By analyzing existing cross correlation between PENN NATL GAMING and Nasdaq Inc, you can compare the effects of market volatilities on PENN NATL and Nasdaq and check how they will diversify away market risk if combined in the same portfolio for a given time horizon. You can also utilize pair trading strategies of matching a long position in PENN NATL with a short position of Nasdaq. Check out your portfolio center. Please also check ongoing floating volatility patterns of PENN NATL and Nasdaq.

Diversification Opportunities for PENN NATL and Nasdaq

0.82
  Correlation Coefficient

Very poor diversification

The 3 months correlation between PENN and Nasdaq is 0.82. Overlapping area represents the amount of risk that can be diversified away by holding PENN NATL GAMING and Nasdaq Inc in the same portfolio, assuming nothing else is changed. The correlation between historical prices or returns on Nasdaq Inc and PENN NATL is a relative statistical measure of the degree to which these equity instruments tend to move together. The correlation coefficient measures the extent to which returns on PENN NATL GAMING are associated (or correlated) with Nasdaq. Values of the correlation coefficient range from -1 to +1, where. The correlation of zero (0) is possible when the price movement of Nasdaq Inc has no effect on the direction of PENN NATL i.e., PENN NATL and Nasdaq go up and down completely randomly.

Pair Corralation between PENN NATL and Nasdaq

Assuming the 90 days trading horizon PENN NATL GAMING is expected to generate 2.81 times more return on investment than Nasdaq. However, PENN NATL is 2.81 times more volatile than Nasdaq Inc. It trades about -0.04 of its potential returns per unit of risk. Nasdaq Inc is currently generating about -0.12 per unit of risk.
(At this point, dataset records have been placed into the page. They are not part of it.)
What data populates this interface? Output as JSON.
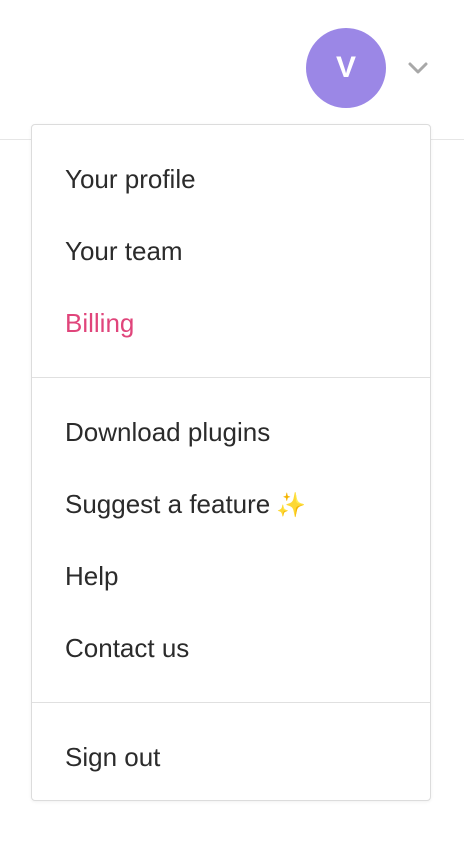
{
  "header": {
    "avatar_letter": "V",
    "avatar_color": "#9b87e6"
  },
  "menu": {
    "groups": [
      {
        "items": [
          {
            "label": "Your profile"
          },
          {
            "label": "Your team"
          },
          {
            "label": "Billing",
            "color": "#e0457b"
          }
        ]
      },
      {
        "items": [
          {
            "label": "Download plugins"
          },
          {
            "label": "Suggest a feature",
            "emoji": "✨"
          },
          {
            "label": "Help"
          },
          {
            "label": "Contact us"
          }
        ]
      },
      {
        "items": [
          {
            "label": "Sign out"
          }
        ]
      }
    ]
  },
  "icons": {
    "chevron": "chevron-down-icon",
    "sparkles": "sparkles-icon"
  }
}
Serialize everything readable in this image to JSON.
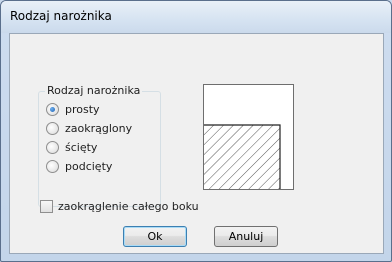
{
  "window": {
    "title": "Rodzaj narożnika"
  },
  "group": {
    "legend": "Rodzaj narożnika",
    "options": [
      {
        "label": "prosty",
        "checked": true
      },
      {
        "label": "zaokrąglony",
        "checked": false
      },
      {
        "label": "ścięty",
        "checked": false
      },
      {
        "label": "podcięty",
        "checked": false
      }
    ]
  },
  "checkbox": {
    "label": "zaokrąglenie całego boku",
    "checked": false
  },
  "buttons": {
    "ok": "Ok",
    "cancel": "Anuluj"
  },
  "colors": {
    "hatch": "#555555",
    "title_bar": "#d7e4f2",
    "client_bg": "#f0f0f0"
  }
}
If you would invest  1,939  in PENN NATL GAMING on October 10, 2024 and sell it today you would lose (63.00) from holding PENN NATL GAMING or give up 3.25% of portfolio value over 90 days.
Time Period3 Months [change]
DirectionMoves Together 
StrengthStrong
Accuracy100.0%
ValuesDaily Returns

PENN NATL GAMING  vs.  Nasdaq Inc

 Performance 
       Timeline  
PENN NATL GAMING 

Risk-Adjusted Performance

5 of 100

 
Weak
 
Strong
Modest
Compared to the overall equity markets, risk-adjusted returns on investments in PENN NATL GAMING are ranked lower than 5 (%) of all global equities and portfolios over the last 90 days. In spite of rather uncertain basic indicators, PENN NATL exhibited solid returns over the last few months and may actually be approaching a breakup point.
Nasdaq Inc 

Risk-Adjusted Performance

12 of 100

 
Weak
 
Strong
Good
Compared to the overall equity markets, risk-adjusted returns on investments in Nasdaq Inc are ranked lower than 12 (%) of all global equities and portfolios over the last 90 days. Despite nearly fragile basic indicators, Nasdaq may actually be approaching a critical reversion point that can send shares even higher in February 2025.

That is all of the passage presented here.